Uniting Nepal's democratic forces will require a firm, united stand from the international community. "The king just doesn't listen to us. What can we do?" is what most ambassadors are saying in Kathmandu. But the strong advice given to the king in the past has not been backed up with a clear bottom line, and the powers in Kathmandu have felt they can play one embassy against another. Creating a contact group for Nepal - comprised of India, the US, the UK and the United Nations - would provide the single international voice so clearly needed.

This group, backed by Nepal's other donors, should offer the king a last chance to deliver on his repeated commitments to a democratic Nepal. They should underscore their seriousness by putting some real pressure on the palace: suspending all but the most essential military aid, freezing budgetary assistance and putting a social and diplomatic freeze on the post-coup government. These measures should only be relaxed when certain conditions are met: the freeing of political prisoners, the restoration of constitutional rights and solid steps towards re-establishing democratic governance.

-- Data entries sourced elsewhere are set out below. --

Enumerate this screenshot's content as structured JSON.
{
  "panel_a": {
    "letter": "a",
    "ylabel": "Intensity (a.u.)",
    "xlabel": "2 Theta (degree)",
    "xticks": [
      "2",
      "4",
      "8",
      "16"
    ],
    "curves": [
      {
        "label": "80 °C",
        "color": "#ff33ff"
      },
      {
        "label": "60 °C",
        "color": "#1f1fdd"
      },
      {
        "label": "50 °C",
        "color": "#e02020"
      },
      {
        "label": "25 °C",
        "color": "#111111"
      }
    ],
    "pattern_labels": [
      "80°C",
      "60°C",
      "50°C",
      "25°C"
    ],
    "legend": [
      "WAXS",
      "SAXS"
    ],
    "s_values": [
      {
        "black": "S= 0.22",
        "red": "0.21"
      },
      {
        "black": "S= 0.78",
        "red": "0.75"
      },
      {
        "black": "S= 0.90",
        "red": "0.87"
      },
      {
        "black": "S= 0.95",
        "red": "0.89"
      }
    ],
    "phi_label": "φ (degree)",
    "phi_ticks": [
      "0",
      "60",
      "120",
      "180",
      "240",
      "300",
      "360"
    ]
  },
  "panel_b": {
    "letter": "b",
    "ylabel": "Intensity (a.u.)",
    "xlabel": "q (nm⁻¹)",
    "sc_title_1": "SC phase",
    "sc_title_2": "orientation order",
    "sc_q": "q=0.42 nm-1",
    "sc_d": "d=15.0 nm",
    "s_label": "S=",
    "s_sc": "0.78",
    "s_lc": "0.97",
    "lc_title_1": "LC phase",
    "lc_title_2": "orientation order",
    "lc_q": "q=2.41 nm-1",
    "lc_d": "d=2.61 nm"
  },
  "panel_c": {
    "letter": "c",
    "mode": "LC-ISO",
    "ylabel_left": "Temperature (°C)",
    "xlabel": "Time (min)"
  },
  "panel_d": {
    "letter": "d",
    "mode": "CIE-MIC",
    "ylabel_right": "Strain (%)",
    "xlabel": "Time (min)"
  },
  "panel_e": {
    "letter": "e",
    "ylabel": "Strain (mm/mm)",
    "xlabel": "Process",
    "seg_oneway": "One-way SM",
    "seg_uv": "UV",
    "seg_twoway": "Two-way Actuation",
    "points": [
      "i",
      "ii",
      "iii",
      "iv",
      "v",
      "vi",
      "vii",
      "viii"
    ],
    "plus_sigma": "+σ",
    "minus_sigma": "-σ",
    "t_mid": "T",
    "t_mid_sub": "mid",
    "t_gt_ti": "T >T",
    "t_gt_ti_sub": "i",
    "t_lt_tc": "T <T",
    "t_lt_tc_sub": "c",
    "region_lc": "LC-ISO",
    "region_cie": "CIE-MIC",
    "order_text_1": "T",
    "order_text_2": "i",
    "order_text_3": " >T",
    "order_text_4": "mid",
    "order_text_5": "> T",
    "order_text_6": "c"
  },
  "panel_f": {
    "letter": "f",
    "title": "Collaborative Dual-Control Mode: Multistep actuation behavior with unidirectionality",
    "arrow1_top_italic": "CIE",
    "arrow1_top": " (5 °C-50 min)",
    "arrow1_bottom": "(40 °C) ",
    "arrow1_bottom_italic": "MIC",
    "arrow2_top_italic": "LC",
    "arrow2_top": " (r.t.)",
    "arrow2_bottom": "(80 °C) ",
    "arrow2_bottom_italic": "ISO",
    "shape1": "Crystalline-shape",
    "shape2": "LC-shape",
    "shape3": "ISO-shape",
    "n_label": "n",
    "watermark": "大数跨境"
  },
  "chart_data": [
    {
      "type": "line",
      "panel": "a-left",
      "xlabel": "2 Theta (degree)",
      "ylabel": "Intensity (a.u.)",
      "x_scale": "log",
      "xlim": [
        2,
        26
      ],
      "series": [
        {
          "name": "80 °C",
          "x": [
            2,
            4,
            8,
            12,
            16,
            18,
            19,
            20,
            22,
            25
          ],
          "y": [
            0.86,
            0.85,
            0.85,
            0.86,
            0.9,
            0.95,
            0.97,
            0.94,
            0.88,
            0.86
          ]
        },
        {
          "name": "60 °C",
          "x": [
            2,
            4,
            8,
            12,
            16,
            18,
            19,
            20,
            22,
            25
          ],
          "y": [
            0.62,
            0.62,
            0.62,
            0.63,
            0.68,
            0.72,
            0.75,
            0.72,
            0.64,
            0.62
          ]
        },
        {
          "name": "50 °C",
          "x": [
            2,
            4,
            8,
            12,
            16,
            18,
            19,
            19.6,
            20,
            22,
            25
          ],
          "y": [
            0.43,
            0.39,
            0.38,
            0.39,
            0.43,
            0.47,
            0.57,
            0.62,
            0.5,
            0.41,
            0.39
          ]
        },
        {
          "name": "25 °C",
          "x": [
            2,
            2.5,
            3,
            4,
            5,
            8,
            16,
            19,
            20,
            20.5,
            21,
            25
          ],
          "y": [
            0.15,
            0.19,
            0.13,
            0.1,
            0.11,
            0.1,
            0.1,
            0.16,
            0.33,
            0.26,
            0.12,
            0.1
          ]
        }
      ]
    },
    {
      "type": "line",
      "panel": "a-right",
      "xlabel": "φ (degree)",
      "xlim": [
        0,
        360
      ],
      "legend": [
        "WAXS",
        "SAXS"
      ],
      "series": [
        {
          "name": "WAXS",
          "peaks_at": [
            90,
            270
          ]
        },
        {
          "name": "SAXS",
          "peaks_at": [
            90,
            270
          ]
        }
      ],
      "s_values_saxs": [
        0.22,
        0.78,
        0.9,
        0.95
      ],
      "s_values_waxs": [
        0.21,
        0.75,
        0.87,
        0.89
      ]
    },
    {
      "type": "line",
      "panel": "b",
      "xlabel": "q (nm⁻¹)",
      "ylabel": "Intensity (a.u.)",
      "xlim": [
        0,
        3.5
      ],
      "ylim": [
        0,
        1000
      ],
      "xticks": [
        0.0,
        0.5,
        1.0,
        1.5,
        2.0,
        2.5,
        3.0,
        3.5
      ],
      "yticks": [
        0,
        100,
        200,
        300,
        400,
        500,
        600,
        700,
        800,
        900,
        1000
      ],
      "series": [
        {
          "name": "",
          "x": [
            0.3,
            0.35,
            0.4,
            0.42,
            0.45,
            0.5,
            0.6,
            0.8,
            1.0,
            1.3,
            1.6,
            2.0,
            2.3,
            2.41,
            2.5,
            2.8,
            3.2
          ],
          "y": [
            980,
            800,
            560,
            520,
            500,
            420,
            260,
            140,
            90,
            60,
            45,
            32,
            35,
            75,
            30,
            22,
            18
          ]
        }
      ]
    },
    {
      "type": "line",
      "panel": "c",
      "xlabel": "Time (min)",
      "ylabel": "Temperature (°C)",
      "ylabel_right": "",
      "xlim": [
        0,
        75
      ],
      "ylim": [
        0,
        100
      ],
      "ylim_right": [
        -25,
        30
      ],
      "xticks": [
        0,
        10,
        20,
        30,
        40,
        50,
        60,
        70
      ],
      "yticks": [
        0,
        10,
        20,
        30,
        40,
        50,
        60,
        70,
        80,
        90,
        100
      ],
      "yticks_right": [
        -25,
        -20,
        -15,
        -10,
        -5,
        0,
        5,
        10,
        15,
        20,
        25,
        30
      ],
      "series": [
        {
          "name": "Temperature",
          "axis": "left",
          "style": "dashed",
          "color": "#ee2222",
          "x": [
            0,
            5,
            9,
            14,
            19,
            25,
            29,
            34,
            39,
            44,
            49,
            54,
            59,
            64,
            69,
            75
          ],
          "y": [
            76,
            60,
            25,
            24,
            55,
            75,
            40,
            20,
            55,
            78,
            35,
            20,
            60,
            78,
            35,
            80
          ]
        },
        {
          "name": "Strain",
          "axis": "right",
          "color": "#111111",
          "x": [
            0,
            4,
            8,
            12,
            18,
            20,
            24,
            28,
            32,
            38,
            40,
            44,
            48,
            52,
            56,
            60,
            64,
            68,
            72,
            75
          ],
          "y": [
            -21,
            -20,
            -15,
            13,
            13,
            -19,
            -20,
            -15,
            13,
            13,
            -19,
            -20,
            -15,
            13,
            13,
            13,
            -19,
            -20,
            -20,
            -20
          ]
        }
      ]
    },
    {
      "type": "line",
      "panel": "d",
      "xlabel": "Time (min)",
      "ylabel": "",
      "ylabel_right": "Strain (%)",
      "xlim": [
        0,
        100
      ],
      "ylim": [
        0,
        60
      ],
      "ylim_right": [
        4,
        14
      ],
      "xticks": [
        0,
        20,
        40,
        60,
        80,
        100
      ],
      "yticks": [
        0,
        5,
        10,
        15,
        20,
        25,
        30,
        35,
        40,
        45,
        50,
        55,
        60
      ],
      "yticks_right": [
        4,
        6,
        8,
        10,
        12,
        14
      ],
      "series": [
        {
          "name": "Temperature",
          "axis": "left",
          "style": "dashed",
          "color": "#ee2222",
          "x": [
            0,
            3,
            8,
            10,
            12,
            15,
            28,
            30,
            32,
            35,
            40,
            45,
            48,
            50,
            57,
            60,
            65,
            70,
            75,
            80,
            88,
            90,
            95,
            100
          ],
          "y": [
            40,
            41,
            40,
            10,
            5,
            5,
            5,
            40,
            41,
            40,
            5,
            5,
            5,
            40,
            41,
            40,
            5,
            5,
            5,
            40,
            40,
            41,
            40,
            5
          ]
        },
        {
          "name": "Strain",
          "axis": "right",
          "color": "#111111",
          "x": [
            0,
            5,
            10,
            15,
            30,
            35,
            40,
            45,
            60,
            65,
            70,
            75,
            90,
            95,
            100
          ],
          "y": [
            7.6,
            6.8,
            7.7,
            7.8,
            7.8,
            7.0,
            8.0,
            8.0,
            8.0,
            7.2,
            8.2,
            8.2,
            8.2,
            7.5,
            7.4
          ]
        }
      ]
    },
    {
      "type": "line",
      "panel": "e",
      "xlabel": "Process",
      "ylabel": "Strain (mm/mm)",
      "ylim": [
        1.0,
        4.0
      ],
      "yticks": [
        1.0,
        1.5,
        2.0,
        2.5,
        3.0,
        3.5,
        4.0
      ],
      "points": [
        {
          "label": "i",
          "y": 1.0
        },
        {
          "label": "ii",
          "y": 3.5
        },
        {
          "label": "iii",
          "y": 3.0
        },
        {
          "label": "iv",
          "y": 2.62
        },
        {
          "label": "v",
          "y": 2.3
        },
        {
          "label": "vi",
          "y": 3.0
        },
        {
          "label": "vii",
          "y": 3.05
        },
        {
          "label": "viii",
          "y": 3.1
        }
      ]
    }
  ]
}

If the palace heeds the outside world's collective advice, it could salvage the situation. A broad-based political strategy responsive to popular sentiment will be able to meet the Maoist challenge and deal with the genuine grievances that have helped fuel it. If, however, the king still insists on going it alone, the international community can increase pressure by suspending development aid and further squeezing the military. Suspension of Nepal's army from UN peacekeeping duties, for example, would focus the minds of the top brass.

India and the UK have sent a clear signal by suspending military assistance. Major donors have withdrawn their ambassadors for consultations and some, such as Denmark, have already frozen development aid. But if Nepal is to survive and stabilise, the international community must maintain the pressure in a co-ordinated manner and resolve to help rebuild the centre ground. This is the only way to deal with the Maoist insurgency and safeguard the future of Nepal and its neighbours.